イマワノキワ

TRPGやアニメのことをガンガン書き連ねていくコバヤシのブログ

スロウスタート:第7話『ぐるぐるのてくび』感想ツイートまとめ

スロウスタート第7話を見る。 シェンツ先生が『見てないやつは”モグリ”』と言ってきた(誇張)ので取り急ぎ見たが、見てないやつはモグリだわ。 前のお話を抑えていないのでざっくりとしか言えないが、舛成コンテとリッチな作画が最高の噛合を見せて、重い話を支える湿度と存在感を作ってきた。

色々凄いんだが、単純な画の作り、重たい象徴を細やかな作画力、綺麗な光の使い方でサラッと見せる料理法の妙味が、まず目につく。 キレイな女たちの、キレイな感情にふさわしく、キレイなアニメを24分仕上げる。凄まじい。
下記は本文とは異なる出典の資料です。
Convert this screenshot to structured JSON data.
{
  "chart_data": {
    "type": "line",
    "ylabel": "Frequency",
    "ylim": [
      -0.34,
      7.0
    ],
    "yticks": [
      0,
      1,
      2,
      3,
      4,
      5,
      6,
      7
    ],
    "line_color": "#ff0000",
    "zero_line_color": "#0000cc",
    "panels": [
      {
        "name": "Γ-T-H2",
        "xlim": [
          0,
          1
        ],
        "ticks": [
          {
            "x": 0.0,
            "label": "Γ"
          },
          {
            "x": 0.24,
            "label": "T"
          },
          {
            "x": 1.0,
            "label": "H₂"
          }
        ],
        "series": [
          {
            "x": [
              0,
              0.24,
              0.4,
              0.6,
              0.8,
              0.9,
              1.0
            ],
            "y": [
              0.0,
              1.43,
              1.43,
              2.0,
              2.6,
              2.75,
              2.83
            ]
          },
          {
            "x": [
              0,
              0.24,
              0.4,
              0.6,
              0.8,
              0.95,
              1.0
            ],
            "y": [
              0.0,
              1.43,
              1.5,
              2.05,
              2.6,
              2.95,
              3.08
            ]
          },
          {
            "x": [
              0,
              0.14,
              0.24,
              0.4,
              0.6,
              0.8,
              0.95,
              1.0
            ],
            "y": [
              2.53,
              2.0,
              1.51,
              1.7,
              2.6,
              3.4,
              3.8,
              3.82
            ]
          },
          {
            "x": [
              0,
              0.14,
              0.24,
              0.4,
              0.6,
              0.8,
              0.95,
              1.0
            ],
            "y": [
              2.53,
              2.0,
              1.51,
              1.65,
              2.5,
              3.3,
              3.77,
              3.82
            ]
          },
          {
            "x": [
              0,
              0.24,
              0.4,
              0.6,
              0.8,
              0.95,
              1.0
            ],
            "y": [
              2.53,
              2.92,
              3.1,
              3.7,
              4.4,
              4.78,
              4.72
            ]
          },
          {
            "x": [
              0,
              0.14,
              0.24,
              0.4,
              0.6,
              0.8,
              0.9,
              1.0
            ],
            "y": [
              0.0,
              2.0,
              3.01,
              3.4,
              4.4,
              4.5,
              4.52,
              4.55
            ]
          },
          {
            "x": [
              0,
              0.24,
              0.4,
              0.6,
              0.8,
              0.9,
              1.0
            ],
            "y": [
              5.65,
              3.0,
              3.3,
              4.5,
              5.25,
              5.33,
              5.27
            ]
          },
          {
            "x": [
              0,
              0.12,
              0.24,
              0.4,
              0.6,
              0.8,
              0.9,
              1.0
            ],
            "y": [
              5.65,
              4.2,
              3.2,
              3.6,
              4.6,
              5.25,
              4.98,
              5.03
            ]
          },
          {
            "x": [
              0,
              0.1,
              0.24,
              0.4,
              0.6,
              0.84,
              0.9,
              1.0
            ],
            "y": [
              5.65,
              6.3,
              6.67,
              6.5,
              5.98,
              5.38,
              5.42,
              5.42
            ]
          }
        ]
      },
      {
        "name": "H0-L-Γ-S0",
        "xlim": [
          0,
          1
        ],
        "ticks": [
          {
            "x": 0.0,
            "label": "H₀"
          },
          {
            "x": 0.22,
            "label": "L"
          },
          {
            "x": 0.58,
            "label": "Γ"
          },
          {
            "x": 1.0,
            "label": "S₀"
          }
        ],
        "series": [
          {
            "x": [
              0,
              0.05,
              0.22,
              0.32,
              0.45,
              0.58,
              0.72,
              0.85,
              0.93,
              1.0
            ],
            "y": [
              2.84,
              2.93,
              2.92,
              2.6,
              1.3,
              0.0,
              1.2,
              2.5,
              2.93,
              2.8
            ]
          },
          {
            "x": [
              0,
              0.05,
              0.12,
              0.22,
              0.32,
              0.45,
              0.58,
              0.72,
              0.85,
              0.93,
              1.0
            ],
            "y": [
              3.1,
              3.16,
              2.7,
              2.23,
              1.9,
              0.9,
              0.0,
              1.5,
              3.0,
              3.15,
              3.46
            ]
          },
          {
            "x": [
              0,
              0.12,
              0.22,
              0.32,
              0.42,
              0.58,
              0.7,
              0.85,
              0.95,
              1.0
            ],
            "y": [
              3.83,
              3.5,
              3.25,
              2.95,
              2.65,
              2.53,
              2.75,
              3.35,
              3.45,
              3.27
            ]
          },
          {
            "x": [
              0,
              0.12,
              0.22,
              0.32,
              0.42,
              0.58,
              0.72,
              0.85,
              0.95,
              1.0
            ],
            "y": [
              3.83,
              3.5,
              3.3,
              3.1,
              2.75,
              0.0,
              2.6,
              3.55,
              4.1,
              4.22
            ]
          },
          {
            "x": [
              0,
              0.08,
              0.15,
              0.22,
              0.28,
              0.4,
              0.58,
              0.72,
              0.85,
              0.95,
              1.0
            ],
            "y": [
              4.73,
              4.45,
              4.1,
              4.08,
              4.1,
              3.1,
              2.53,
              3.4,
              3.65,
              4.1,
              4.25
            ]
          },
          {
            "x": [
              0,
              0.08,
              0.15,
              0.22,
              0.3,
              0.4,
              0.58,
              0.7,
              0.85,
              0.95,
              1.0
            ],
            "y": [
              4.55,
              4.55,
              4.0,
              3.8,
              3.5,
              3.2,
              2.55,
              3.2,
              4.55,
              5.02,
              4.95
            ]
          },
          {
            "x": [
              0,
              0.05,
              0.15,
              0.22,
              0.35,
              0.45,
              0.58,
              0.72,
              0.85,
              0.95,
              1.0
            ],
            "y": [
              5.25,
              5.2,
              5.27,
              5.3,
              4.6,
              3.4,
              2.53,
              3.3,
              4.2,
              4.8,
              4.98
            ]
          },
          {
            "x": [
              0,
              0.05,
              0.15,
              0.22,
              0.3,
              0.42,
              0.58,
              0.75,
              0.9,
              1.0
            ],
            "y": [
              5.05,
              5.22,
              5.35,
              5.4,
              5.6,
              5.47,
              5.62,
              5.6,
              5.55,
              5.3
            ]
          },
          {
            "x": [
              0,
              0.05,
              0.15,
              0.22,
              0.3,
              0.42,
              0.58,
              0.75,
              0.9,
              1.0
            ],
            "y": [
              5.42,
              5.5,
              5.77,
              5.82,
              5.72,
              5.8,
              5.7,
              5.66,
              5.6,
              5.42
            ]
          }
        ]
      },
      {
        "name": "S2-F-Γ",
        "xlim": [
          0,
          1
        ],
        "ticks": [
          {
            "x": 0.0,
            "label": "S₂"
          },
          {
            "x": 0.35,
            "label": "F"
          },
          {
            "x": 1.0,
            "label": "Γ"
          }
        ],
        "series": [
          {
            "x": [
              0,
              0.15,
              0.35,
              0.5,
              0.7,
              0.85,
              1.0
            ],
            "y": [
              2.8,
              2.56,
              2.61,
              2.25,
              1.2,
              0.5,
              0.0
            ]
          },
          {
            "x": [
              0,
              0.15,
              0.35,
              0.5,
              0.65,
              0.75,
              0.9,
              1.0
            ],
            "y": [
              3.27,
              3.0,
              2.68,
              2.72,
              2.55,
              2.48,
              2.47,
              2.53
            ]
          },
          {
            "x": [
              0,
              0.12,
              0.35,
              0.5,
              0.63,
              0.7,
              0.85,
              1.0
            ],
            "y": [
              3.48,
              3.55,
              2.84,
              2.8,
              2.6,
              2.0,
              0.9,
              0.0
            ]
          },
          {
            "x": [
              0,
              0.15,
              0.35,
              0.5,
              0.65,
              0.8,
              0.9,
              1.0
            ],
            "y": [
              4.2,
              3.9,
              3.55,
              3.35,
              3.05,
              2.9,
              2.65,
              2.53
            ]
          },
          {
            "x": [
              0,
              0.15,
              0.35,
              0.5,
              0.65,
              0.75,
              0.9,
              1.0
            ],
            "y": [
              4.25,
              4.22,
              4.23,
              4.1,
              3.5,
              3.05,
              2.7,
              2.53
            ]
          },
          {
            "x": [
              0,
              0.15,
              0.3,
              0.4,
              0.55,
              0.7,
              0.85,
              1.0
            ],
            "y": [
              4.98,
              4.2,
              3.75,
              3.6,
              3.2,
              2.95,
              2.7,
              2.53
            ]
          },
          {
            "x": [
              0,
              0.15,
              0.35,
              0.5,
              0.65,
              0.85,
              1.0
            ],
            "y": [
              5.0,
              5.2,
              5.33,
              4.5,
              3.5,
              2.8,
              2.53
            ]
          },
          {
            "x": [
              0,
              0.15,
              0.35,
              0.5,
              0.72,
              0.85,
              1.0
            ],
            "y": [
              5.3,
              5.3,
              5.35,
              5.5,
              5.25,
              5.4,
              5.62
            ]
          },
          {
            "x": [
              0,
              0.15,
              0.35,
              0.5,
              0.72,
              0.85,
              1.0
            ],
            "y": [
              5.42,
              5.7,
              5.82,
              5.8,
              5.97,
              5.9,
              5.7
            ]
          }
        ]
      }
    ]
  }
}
画の下支えがあって、陰影の深い感情の重なり合いがどっしり映える。

先生とえーこの分厚い感情(作者が咲部キャプの偉い人だと知って、色々得心がいった)が目立つし、実際その描画の解像度はとんでもないことになってる(コーヒー飲むシーンの、ストールが造る細い影、そこを乗り越える瞬間)が、かむりやはなへの感情投射も見事に果たしていた。

ヘアピンはモテるえーこの撃墜マークであり、彼女の強さ、豊かさの象徴だ。あらゆる人が愛を捧げ、えーこはそれを誇る。 そこから出れる特権は、指輪を選んだかむりと、そっけないクリップを差し出した先生にある。

クリップはハートマークに折りたたまれ、えーこの特別な恋心を反映した特別な象徴になる。しかし、先生はあくまで『ヘアピンの一種』を送った。 かむりは『ヘアピン』から唯一出る。えーこが何を与えられ、何に飽きているかを把握し、そこから一緒に抜け出たいと思っているのは、彼女なのだ。

かむりにとってはエンゲージリング、えーこにとっては小指を飾るアクセサリ。指のサイズは、相互の愛情がいかにすれ違っているかを反映する。 えーこが欲しいアクセサリ、自分の真心を込めた装飾品は、先生の旨を飾るネックレスである。それは赤心を映して青い。

Aパートの細やかな作画から感じ取れる、圧倒的強者としてのえーこ。高校生とは思えない対応で酔っ払いを処理し、適度に距離を取ってプライベートに踏み込める余裕。 それが、最後の最後で決壊する。その瞬間を際だたせるために、あのヌルヌル作画はある。

余裕を壊して、素っ裸の自分のまま駆け寄ってしまうような。撃墜マークを飾る百合のエース・オブ・エースから、撃墜されるただの獲物になってしまう、特別な相手。 そういう無防備さを目撃してしまう特権も、はなにはある。秘密の告白は、完全にアウティングの文法だ。

そこで交換されたのが、恋なのか自己実現の喜びなのか相互理解の歓喜なのか、このアニメは区別しない。 ヘアピンで飾られていない弱いえーこを、全ての感情を飲み込んで共有してくれる距離感を、はなは与えらてしまう、また受け止めもする。それは友情の喜びに満ちている。

そういう感じの話であった。 OPで垣間見える肌触り、こう言って良ければ『いかにもきらら』な仕上がりとは異質な解像度が、多方面に放射される感情を丁寧に受け止め、操作し、一つの大きなうねりを作っていた。巧すぎる。 一話だけ摘んだので不誠実で的外れな感想だが、まぁ凄い。圧倒的だ。

あ、カウンターでの緊張感のある戯れを切り取る時、一切BGMを外して『ナマの女と女』がむき出しで殴り合う感情を『音』で見せてくる演出、マジで二億兆点です。 戯れが終わった瞬間、『いかにもきらら』な音入れて緊張感抜くあたり、完全に掌の上。巧すぎる。